In another example a system for a flow cell stack for a flow battery, comprising: two or more electrolyte inlet feeds; two or more electrolyte outlet feeds; and two or more flow cells, each flow cell comprising: a first flow field plate; a second flow field plate; and a polymeric frame, comprising: a top face; a bottom face; a first side; a second side, opposite the first side; a first electrolyte inlet located on the top face and the first side of the polymeric frame; a first electrolyte outlet located on the top face and the second side of the polymeric frame; a first electrolyte inlet flow path located within the polymeric frame and coupled to the first electrolyte inlet; a first electrolyte outlet flow path located within the polymeric frame and coupled to the first electrolyte outlet; a second electrolyte inlet located on the bottom face and the first side of the polymeric frame; a second electrolyte outlet located on the bottom face and the second side of the polymeric frame; a second electrolyte inlet flow path located within the polymeric frame and coupled to the first electrolyte inlet; and a second electrolyte outlet flow path located within the polymeric frame and coupled to the first electrolyte outlet. In this way, the electrolyte inlets and outlets may be separated for each flow cell, thereby managing voltage differences between cells, decreasing shunt current between cells, and increasing the performance of the battery.

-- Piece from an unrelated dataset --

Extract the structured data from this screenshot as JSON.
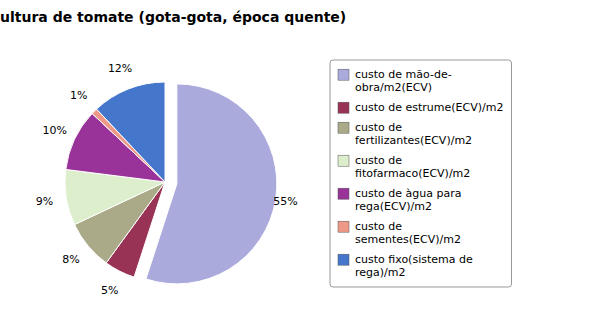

In yet another example, a system for an all-iron hybrid flow battery, comprising: a redox electrolyte tank including a redox electrolyte; a plating electrolyte tank including a plating electrolyte; and a power module coupled to the redox electrolyte tank via a first pump and further couple to the plating electrolyte tank via a second pump, the power module comprising an internally manifolded flow cell stack. the internally manifolded flow cell stack comprising: two or more electrolyte feeds connected to the redox electrolyte tank and/or the plating electrolyte tank; a first sub-stack comprising at least a first flow cells coupled to a first electrolyte feed; and a second sub-stack comprising at least a second flow cells coupled to a second electrolyte feed. In this way, flow cells with similar voltages may be coupled together within a sub-stack, and shunting losses may be minimized by using separate inlet and outlet ports for each sub-stack.
The above advantages and other advantages, and features of the present description will be readily apparent from the following Detailed Description when taken alone or in connection with the accompanying drawings.
It will be understood that the summary above is provided to introduce in simplified form a selection of concepts that are further described in the detailed description, which follows. It is not meant to identify key or essential features of the claimed subject matter, the scope of which is defined by the claims that follow the detailed description. Further, the claimed subject matter is not limited to implementations that solve any disadvantages noted above or in any part of this disclosure.